February 16, 2021, by School of Medicine
LGBT+ History Month
February marks LGBT+ History Month, a time to learn about and acknowledge the history of LGBT+ people. We consider the marginalisation faced by this community, and the momentous strides taken towards equality, as well as acknowledging the remaining steps toward an equal future that we need to take. The LGBT+ community has long been viewed as a homogenous group of people who are other to “everyone else,” often perceived in only the stereotypes of effeminate, camp men and butch, masculine women, despite enormous variation of experiences, presentations, and identities across this community.
LGBT+ history is vast and complex, especially around healthcare, with many key events taking place in the past 50 years. Homophobia in science, healthcare, policy, and the media played a key role in the AIDS epidemic of the 1980s representing AIDS as a ‘gay disease’, only serving to escalate discrimination and stigma and restrict medical intervention. HIV/AIDS has decimated the community, taking the lives of 32.7 million people, and directly impacting the lives of millions more since the condition was officially recognised 40 years ago. From this devastating loss of a generation, among LGBT+ people anyone older than 35 is typically considered a community “elder.” It is also vital to acknowledge the mental health impact of the AIDS crisis associated with this loss, and the pervasive homophobia surrounding it that our LGBT+ elders who lived through this traumatic time face.
Although a strong stigma lingers around those most commonly affected by HIV, the healthcare available for people with HIV has improved enormously thanks to the persistence of LGBT+ activists and allies including groups like ACT UP and Queer Nation. Today HIV is treatable and more manageable, with many people living long lives with the condition. With effective treatment lowering the viral load of HIV, an undetectable viral load means the virus is untransmissible through sex, significantly lowering the rate of transmission.
The homophobic attitudes towards AIDS in the UK were in no way helped by the enactment of Section 28 in 1988 which criminalised any suggestion that homosexuality is acceptable. This legislation restricted any positive representation of LGBT+ people and the vital message of acceptance, particularly in education settings. Multiple legal attacks were made using Section28 stopping the funding of some HIV/AIDS focussed public health initiatives. Today, the discourse around Gender Recognition Reform reflects the rhetoric around Section 28, suggesting we could be approaching another era of censorship and bigotry under the guise of protecting children.
It can be truly challenging to repeatedly have your identity, legal rights, and sense of belonging questioned and ridiculed by the national media or even by those who should be our advocates. At times it can feel like history repeats itself within this community, as battles once faced by LGB people, are now redirected towards transgender and non-binary people. As well as the re-emergence of possible censorship, LGBT+ people have faced pathologisation with homosexuality included in the DSM until the 3rd edition in 1974 only removed following the incredible activism of the Gay Liberation movement of the late 60s to mid-80s. Meanwhile transgender people remain pathologised in the ICD-11 with the diagnosis of ‘gender incongruence’, previously listed as Gender Identity Disorder. Although at present this diagnosis for gender incongruence can enable access to medical intervention to reduce gender dysphoria, it is likely this pathological perspective will evolve further in the next 50 years.

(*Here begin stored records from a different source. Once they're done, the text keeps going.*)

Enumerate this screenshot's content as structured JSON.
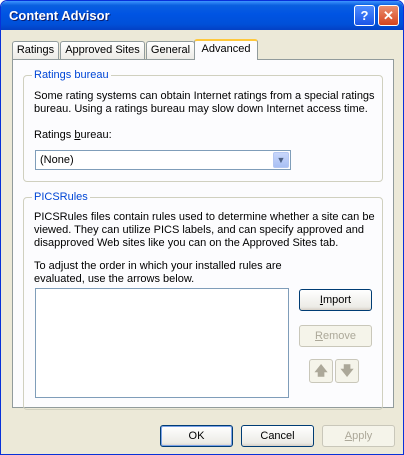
{
  "window": {
    "title": "Content Advisor",
    "help_glyph": "?",
    "close_glyph": "✕"
  },
  "tabs": [
    {
      "label": "Ratings"
    },
    {
      "label": "Approved Sites"
    },
    {
      "label": "General"
    },
    {
      "label": "Advanced",
      "active": true
    }
  ],
  "ratings_bureau": {
    "legend": "Ratings bureau",
    "description_line1": "Some rating systems can obtain Internet ratings from a special ratings",
    "description_line2": "bureau. Using a ratings bureau may slow down Internet access time.",
    "label_pre": "Ratings ",
    "label_accel": "b",
    "label_post": "ureau:",
    "selected": "(None)"
  },
  "pics_rules": {
    "legend": "PICSRules",
    "description_line1": "PICSRules files contain rules used to determine whether a site can be",
    "description_line2": "viewed.  They can utilize PICS labels, and can specify approved and",
    "description_line3": "disapproved Web sites like you can on the Approved Sites tab.",
    "order_line1": "To adjust the order in which your installed rules are",
    "order_line2": "evaluated, use the arrows below.",
    "import_accel": "I",
    "import_rest": "mport",
    "remove_accel": "R",
    "remove_rest": "emove",
    "up_glyph": "🡅",
    "down_glyph": "🡇"
  },
  "footer": {
    "ok": "OK",
    "cancel": "Cancel",
    "apply_accel": "A",
    "apply_rest": "pply"
  }
}
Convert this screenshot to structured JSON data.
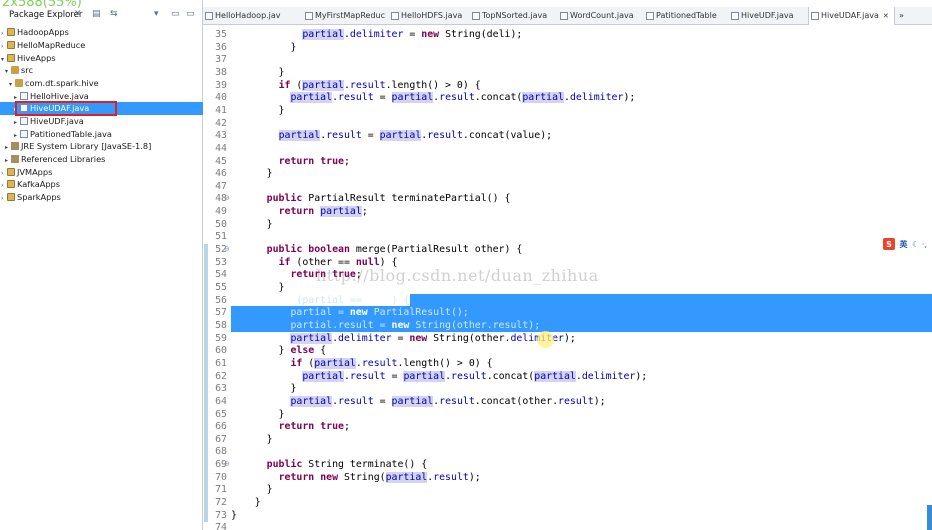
{
  "overlay": {
    "size_label": "2x588(55%)"
  },
  "explorer": {
    "title": "Package Explorer",
    "close": "✕",
    "toolbar": [
      "▤",
      "⇆",
      "▾",
      "▭",
      "▭"
    ],
    "items": [
      {
        "label": "HadoopApps",
        "kind": "project"
      },
      {
        "label": "HelloMapReduce",
        "kind": "project"
      },
      {
        "label": "HiveApps",
        "kind": "project"
      },
      {
        "label": "src",
        "kind": "src"
      },
      {
        "label": "com.dt.spark.hive",
        "kind": "package"
      },
      {
        "label": "HelloHive.java",
        "kind": "java"
      },
      {
        "label": "HiveUDAF.java",
        "kind": "java"
      },
      {
        "label": "HiveUDF.java",
        "kind": "java"
      },
      {
        "label": "PatitionedTable.java",
        "kind": "java"
      },
      {
        "label": "JRE System Library [JavaSE-1.8]",
        "kind": "lib"
      },
      {
        "label": "Referenced Libraries",
        "kind": "lib"
      },
      {
        "label": "JVMApps",
        "kind": "project"
      },
      {
        "label": "KafkaApps",
        "kind": "project"
      },
      {
        "label": "SparkApps",
        "kind": "project"
      }
    ]
  },
  "tabs": [
    {
      "label": "HelloHadoop.jav"
    },
    {
      "label": "MyFirstMapReduc"
    },
    {
      "label": "HelloHDFS.java"
    },
    {
      "label": "TopNSorted.java"
    },
    {
      "label": "WordCount.java"
    },
    {
      "label": "PatitionedTable"
    },
    {
      "label": "HiveUDF.java"
    },
    {
      "label": "HiveUDAF.java"
    },
    {
      "label": "»"
    }
  ],
  "editor": {
    "lines": [
      {
        "n": "35",
        "code": "            partial.delimiter = new String(deli);"
      },
      {
        "n": "36",
        "code": "          }"
      },
      {
        "n": "37",
        "code": ""
      },
      {
        "n": "38",
        "code": "        }"
      },
      {
        "n": "39",
        "code": "        if (partial.result.length() > 0) {"
      },
      {
        "n": "40",
        "code": "          partial.result = partial.result.concat(partial.delimiter);"
      },
      {
        "n": "41",
        "code": "        }"
      },
      {
        "n": "42",
        "code": ""
      },
      {
        "n": "43",
        "code": "        partial.result = partial.result.concat(value);"
      },
      {
        "n": "44",
        "code": ""
      },
      {
        "n": "45",
        "code": "        return true;"
      },
      {
        "n": "46",
        "code": "      }"
      },
      {
        "n": "47",
        "code": ""
      },
      {
        "n": "48",
        "code": "      public PartialResult terminatePartial() {"
      },
      {
        "n": "49",
        "code": "        return partial;"
      },
      {
        "n": "50",
        "code": "      }"
      },
      {
        "n": "51",
        "code": ""
      },
      {
        "n": "52",
        "code": "      public boolean merge(PartialResult other) {"
      },
      {
        "n": "53",
        "code": "        if (other == null) {"
      },
      {
        "n": "54",
        "code": "          return true;"
      },
      {
        "n": "55",
        "code": "        }"
      },
      {
        "n": "56",
        "code": "        if (partial == null) {"
      },
      {
        "n": "57",
        "code": "          partial = new PartialResult();"
      },
      {
        "n": "58",
        "code": "          partial.result = new String(other.result);"
      },
      {
        "n": "59",
        "code": "          partial.delimiter = new String(other.delimiter);"
      },
      {
        "n": "60",
        "code": "        } else {"
      },
      {
        "n": "61",
        "code": "          if (partial.result.length() > 0) {"
      },
      {
        "n": "62",
        "code": "            partial.result = partial.result.concat(partial.delimiter);"
      },
      {
        "n": "63",
        "code": "          }"
      },
      {
        "n": "64",
        "code": "          partial.result = partial.result.concat(other.result);"
      },
      {
        "n": "65",
        "code": "        }"
      },
      {
        "n": "66",
        "code": "        return true;"
      },
      {
        "n": "67",
        "code": "      }"
      },
      {
        "n": "68",
        "code": ""
      },
      {
        "n": "69",
        "code": "      public String terminate() {"
      },
      {
        "n": "70",
        "code": "        return new String(partial.result);"
      },
      {
        "n": "71",
        "code": "      }"
      },
      {
        "n": "72",
        "code": "    }"
      },
      {
        "n": "73",
        "code": "}"
      },
      {
        "n": "74",
        "code": ""
      }
    ],
    "watermark": "http://blog.csdn.net/duan_zhihua"
  },
  "ime": {
    "label": "英"
  }
}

As LGBT+ visibility is increased with the age of the internet, and access to equal rights has improved through the Marriage (Same Sex Couples) Act 2013 and the Equality Act 2010 in the UK, it is easy to believe we have made it to a point of equality and homophobia is a thing of the past. However, there is still a long way to go in the fight for equality. Homophobia and transphobia are still common within society, negatively impacting the health, wellbeing, and livelihoods of LGBT+ people. Despite repeated condemnation of harmful conversion ‘therapy’, this remains legal in the UK. In healthcare, homophobic prejudice is demonstrated by 14% LGBT+ people including over 30% of trans and non-binary people delaying or avoiding accessing healthcare services because they anticipate discrimination and mistreatment from healthcare professionals. This anticipatory concern is not unfounded with Stonewall’s LGBT in Britain report 2018 finding 25% of LGBT+ people experience inappropriate curiosity from clinicians, 10% have been outed by healthcare staff without their consent, while 16% of trans people and 2% of cisgender LGB people have been refused healthcare for being LGBT+. The future of LGBT+ inclusive healthcare needs to advocate for equitable treatment of LGBT+ patients and carers, ensuring equal access to healthcare services free from discrimination and prejudice – something we certainly do not yet provide.
Although some LGBT+ history is behind us, much of it continues to be made today and tomorrow. The healthcare community is not an innocent party in LGBT+ history nor in the present experiences of LGBT+ people, but it could become a key ally in the future with the dedicated support of all healthcare professionals.